2025 stock In the ever-mutable landscape of Dutch jazz, Joost Buis’s Astronotes stands as a testament to the playful collision of composition and improvisation. Released on the Data label in 2004, the album finds Buis—trombonist, composer, and bandleader—at the helm of a vibrant ensemble drawn from the heart of Amsterdam’s creative music scene.
From the opening bars of “The Eggs,” it’s clear that Buis is less interested in adhering to tradition than in subverting it with wit and invention. The band’s approach is rooted in the written and the improvised, but the real magic lies in how these elements are developed and deconstructed. There’s a palpable sense of fun and vitality: horns romp through the dizzying “Spaghetti Canon,” while Jan Willem van der Ham’s alto saxophone cavorts over thick curtains of sound, and Felicity Provan’s cornet fires off bright fusillades in the background.
Elsewhere, “The Comet’s Point of View” opens a door to a spontaneous jigsaw of sound, where pulse and meter are transmuted and locked into a kind of cosmic drift. The band’s deft orchestration of Ellington-Strayhorn’s “Zweet Zurzday” nods to jazz’s grand tradition, but Buis’s arrangements are anything but reverent—Paul Pallesen’s guitar emerges as a rhapsodic voice, and the ensemble’s collective energy is always on the verge of mischief. The bluesy “Nantones” growls and slurps with dirty delight, a reminder that Buis’s sense of humour is never far from the surface.

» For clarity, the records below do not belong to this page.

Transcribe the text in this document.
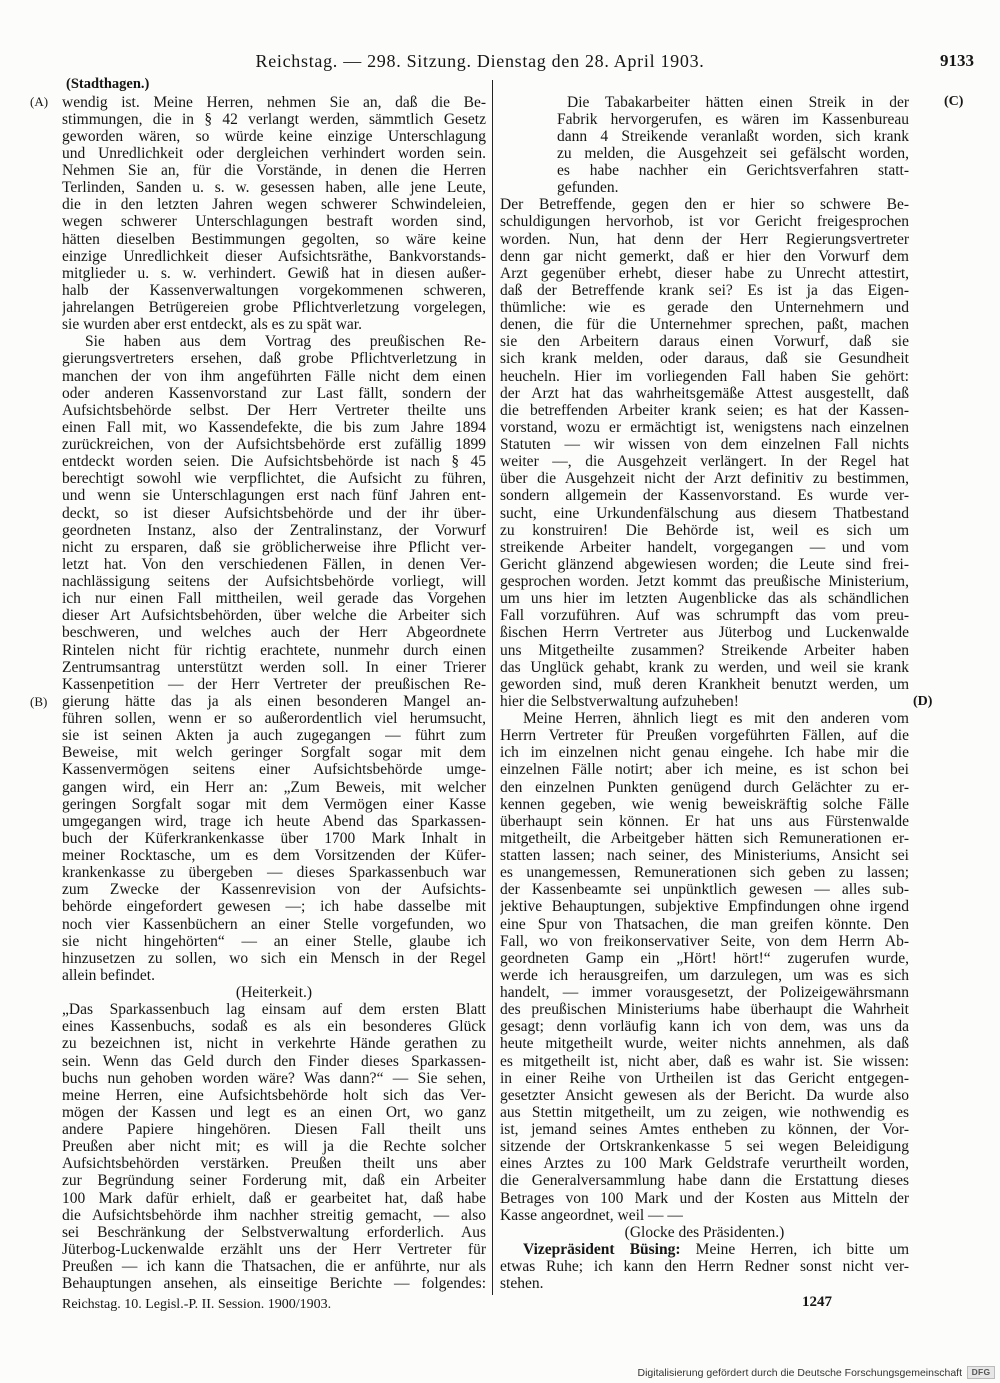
Reichstag. — 298. Sitzung. Dienstag den 28. April 1903.	9133
(A)
(B)
(C)
(D)
(Stadthagen.)
wendig ist. Meine Herren, nehmen Sie an, daß die Be-
stimmungen, die in § 42 verlangt werden, sämmtlich Gesetz
geworden wären, so würde keine einzige Unterschlagung
und Unredlichkeit oder dergleichen verhindert worden sein.
Nehmen Sie an, für die Vorstände, in denen die Herren
Terlinden, Sanden u. s. w. gesessen haben, alle jene Leute,
die in den letzten Jahren wegen schwerer Schwindeleien,
wegen schwerer Unterschlagungen bestraft worden sind,
hätten dieselben Bestimmungen gegolten, so wäre keine
einzige Unredlichkeit dieser Aufsichtsräthe, Bankvorstands-
mitglieder u. s. w. verhindert. Gewiß hat in diesen außer-
halb der Kassenverwaltungen vorgekommenen schweren,
jahrelangen Betrügereien grobe Pflichtverletzung vorgelegen,
sie wurden aber erst entdeckt, als es zu spät war.
Sie haben aus dem Vortrag des preußischen Re-
gierungsvertreters ersehen, daß grobe Pflichtverletzung in
manchen der von ihm angeführten Fälle nicht dem einen
oder anderen Kassenvorstand zur Last fällt, sondern der
Aufsichtsbehörde selbst. Der Herr Vertreter theilte uns
einen Fall mit, wo Kassendefekte, die bis zum Jahre 1894
zurückreichen, von der Aufsichtsbehörde erst zufällig 1899
entdeckt worden seien. Die Aufsichtsbehörde ist nach § 45
berechtigt sowohl wie verpflichtet, die Aufsicht zu führen,
und wenn sie Unterschlagungen erst nach fünf Jahren ent-
deckt, so ist dieser Aufsichtsbehörde und der ihr über-
geordneten Instanz, also der Zentralinstanz, der Vorwurf
nicht zu ersparen, daß sie gröblicherweise ihre Pflicht ver-
letzt hat. Von den verschiedenen Fällen, in denen Ver-
nachlässigung seitens der Aufsichtsbehörde vorliegt, will
ich nur einen Fall mittheilen, weil gerade das Vorgehen
dieser Art Aufsichtsbehörden, über welche die Arbeiter sich
beschweren, und welches auch der Herr Abgeordnete
Rintelen nicht für richtig erachtete, nunmehr durch einen
Zentrumsantrag unterstützt werden soll. In einer Trierer
Kassenpetition — der Herr Vertreter der preußischen Re-
gierung hätte das ja als einen besonderen Mangel an-
führen sollen, wenn er so außerordentlich viel herumsucht,
sie ist seinen Akten ja auch zugegangen — führt zum
Beweise, mit welch geringer Sorgfalt sogar mit dem
Kassenvermögen seitens einer Aufsichtsbehörde umge-
gangen wird, ein Herr an: „Zum Beweis, mit welcher
geringen Sorgfalt sogar mit dem Vermögen einer Kasse
umgegangen wird, trage ich heute Abend das Sparkassen-
buch der Küferkrankenkasse über 1700 Mark Inhalt in
meiner Rocktasche, um es dem Vorsitzenden der Küfer-
krankenkasse zu übergeben — dieses Sparkassenbuch war
zum Zwecke der Kassenrevision von der Aufsichts-
behörde eingefordert gewesen —; ich habe dasselbe mit
noch vier Kassenbüchern an einer Stelle vorgefunden, wo
sie nicht hingehörten“ — an einer Stelle, glaube ich
hinzusetzen zu sollen, wo sich ein Mensch in der Regel
allein befindet.
(Heiterkeit.)
„Das Sparkassenbuch lag einsam auf dem ersten Blatt
eines Kassenbuchs, sodaß es als ein besonderes Glück
zu bezeichnen ist, nicht in verkehrte Hände gerathen zu
sein. Wenn das Geld durch den Finder dieses Sparkassen-
buchs nun gehoben worden wäre? Was dann?“ — Sie sehen,
meine Herren, eine Aufsichtsbehörde holt sich das Ver-
mögen der Kassen und legt es an einen Ort, wo ganz
andere Papiere hingehören. Diesen Fall theilt uns
Preußen aber nicht mit; es will ja die Rechte solcher
Aufsichtsbehörden verstärken. Preußen theilt uns aber
zur Begründung seiner Forderung mit, daß ein Arbeiter
100 Mark dafür erhielt, daß er gearbeitet hat, daß habe
die Aufsichtsbehörde ihm nachher streitig gemacht, — also
sei Beschränkung der Selbstverwaltung erforderlich. Aus
Jüterbog-Luckenwalde erzählt uns der Herr Vertreter für
Preußen — ich kann die Thatsachen, die er anführte, nur als
Behauptungen ansehen, als einseitige Berichte — folgendes:
Die Tabakarbeiter hätten einen Streik in der
Fabrik hervorgerufen, es wären im Kassenbureau
dann 4 Streikende veranlaßt worden, sich krank
zu melden, die Ausgehzeit sei gefälscht worden,
es habe nachher ein Gerichtsverfahren statt-
gefunden.
Der Betreffende, gegen den er hier so schwere Be-
schuldigungen hervorhob, ist vor Gericht freigesprochen
worden. Nun, hat denn der Herr Regierungsvertreter
denn gar nicht gemerkt, daß er hier den Vorwurf dem
Arzt gegenüber erhebt, dieser habe zu Unrecht attestirt,
daß der Betreffende krank sei? Es ist ja das Eigen-
thümliche: wie es gerade den Unternehmern und
denen, die für die Unternehmer sprechen, paßt, machen
sie den Arbeitern daraus einen Vorwurf, daß sie
sich krank melden, oder daraus, daß sie Gesundheit
heucheln. Hier im vorliegenden Fall haben Sie gehört:
der Arzt hat das wahrheitsgemäße Attest ausgestellt, daß
die betreffenden Arbeiter krank seien; es hat der Kassen-
vorstand, wozu er ermächtigt ist, wenigstens nach einzelnen
Statuten — wir wissen von dem einzelnen Fall nichts
weiter —, die Ausgehzeit verlängert. In der Regel hat
über die Ausgehzeit nicht der Arzt definitiv zu bestimmen,
sondern allgemein der Kassenvorstand. Es wurde ver-
sucht, eine Urkundenfälschung aus diesem Thatbestand
zu konstruiren! Die Behörde ist, weil es sich um
streikende Arbeiter handelt, vorgegangen — und vom
Gericht glänzend abgewiesen worden; die Leute sind frei-
gesprochen worden. Jetzt kommt das preußische Ministerium,
um uns hier im letzten Augenblicke das als schändlichen
Fall vorzuführen. Auf was schrumpft das vom preu-
ßischen Herrn Vertreter aus Jüterbog und Luckenwalde
uns Mitgetheilte zusammen? Streikende Arbeiter haben
das Unglück gehabt, krank zu werden, und weil sie krank
geworden sind, muß deren Krankheit benutzt werden, um
hier die Selbstverwaltung aufzuheben!
Meine Herren, ähnlich liegt es mit den anderen vom
Herrn Vertreter für Preußen vorgeführten Fällen, auf die
ich im einzelnen nicht genau eingehe. Ich habe mir die
einzelnen Fälle notirt; aber ich meine, es ist schon bei
den einzelnen Punkten genügend durch Gelächter zu er-
kennen gegeben, wie wenig beweiskräftig solche Fälle
überhaupt sein können. Er hat uns aus Fürstenwalde
mitgetheilt, die Arbeitgeber hätten sich Remunerationen er-
statten lassen; nach seiner, des Ministeriums, Ansicht sei
es unangemessen, Remunerationen sich geben zu lassen;
der Kassenbeamte sei unpünktlich gewesen — alles sub-
jektive Behauptungen, subjektive Empfindungen ohne irgend
eine Spur von Thatsachen, die man greifen könnte. Den
Fall, wo von freikonservativer Seite, von dem Herrn Ab-
geordneten Gamp ein „Hört! hört!“ zugerufen wurde,
werde ich herausgreifen, um darzulegen, um was es sich
handelt, — immer vorausgesetzt, der Polizeigewährsmann
des preußischen Ministeriums habe überhaupt die Wahrheit
gesagt; denn vorläufig kann ich von dem, was uns da
heute mitgetheilt wurde, weiter nichts annehmen, als daß
es mitgetheilt ist, nicht aber, daß es wahr ist. Sie wissen:
in einer Reihe von Urtheilen ist das Gericht entgegen-
gesetzter Ansicht gewesen als der Bericht. Da wurde also
aus Stettin mitgetheilt, um zu zeigen, wie nothwendig es
ist, jemand seines Amtes entheben zu können, der Vor-
sitzende der Ortskrankenkasse 5 sei wegen Beleidigung
eines Arztes zu 100 Mark Geldstrafe verurtheilt worden,
die Generalversammlung habe dann die Erstattung dieses
Betrages von 100 Mark und der Kosten aus Mitteln der
Kasse angeordnet, weil — —
(Glocke des Präsidenten.)
Vizepräsident Büsing: Meine Herren, ich bitte um
etwas Ruhe; ich kann den Herrn Redner sonst nicht ver-
stehen.
Reichstag. 10. Legisl.-P. II. Session. 1900/1903.	1247
Digitalisierung gefördert durch die Deutsche Forschungsgemeinschaft	DFG
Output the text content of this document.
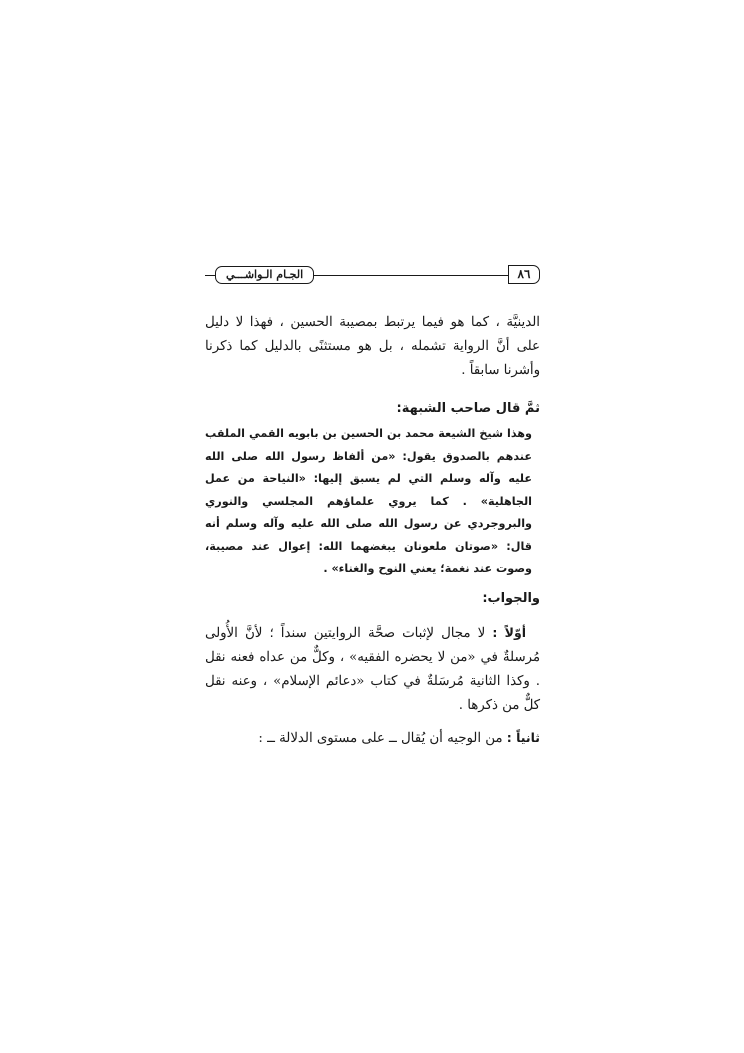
٨٦
الجـام الـواشـــي

الدينيَّة ، كما هو فيما يرتبط بمصيبة الحسين ، فهذا لا دليل على أنَّ الرواية تشمله ، بل هو مستثنًى بالدليل كما ذكرنا وأشرنا سابقاً .

ثمَّ قال صاحب الشبهة:

وهذا شيخ الشيعة محمد بن الحسين بن بابويه القمي الملقب عندهم بالصدوق يقول: «من ألفاظ رسول الله صلى الله عليه وآله وسلم التي لم يسبق إليها: «النياحة من عمل الجاهلية» . كما يروي علماؤهم المجلسي والنوري والبروجردي عن رسول الله صلى الله عليه وآله وسلم أنه قال: «صوتان ملعونان يبغضهما الله: إعوال عند مصيبة، وصوت عند نغمة؛ يعني النوح والغناء» .

والجواب:

أوّلاً : لا مجال لإثبات صحَّة الروايتين سنداً ؛ لأنَّ الأُولى مُرسلةٌ في «من لا يحضره الفقيه» ، وكلٌّ من عداه فعنه نقل . وكذا الثانية مُرسَلةٌ في كتاب «دعائم الإسلام» ، وعنه نقل كلٌّ من ذكرها .

ثانياً : من الوجيه أن يُقال ــ على مستوى الدلالة ــ :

Astronotes is a record that delights in tweaking expectations, playing fast and loose with jazz history while maintaining a coherent, swinging core. It’s deadpan, witty, and inventive—music that tickles the funny bone as much as it challenges the ear. In the hands of Buis and his Astronotes, the Dutch jazz tradition is not just alive, but gleefully mutating.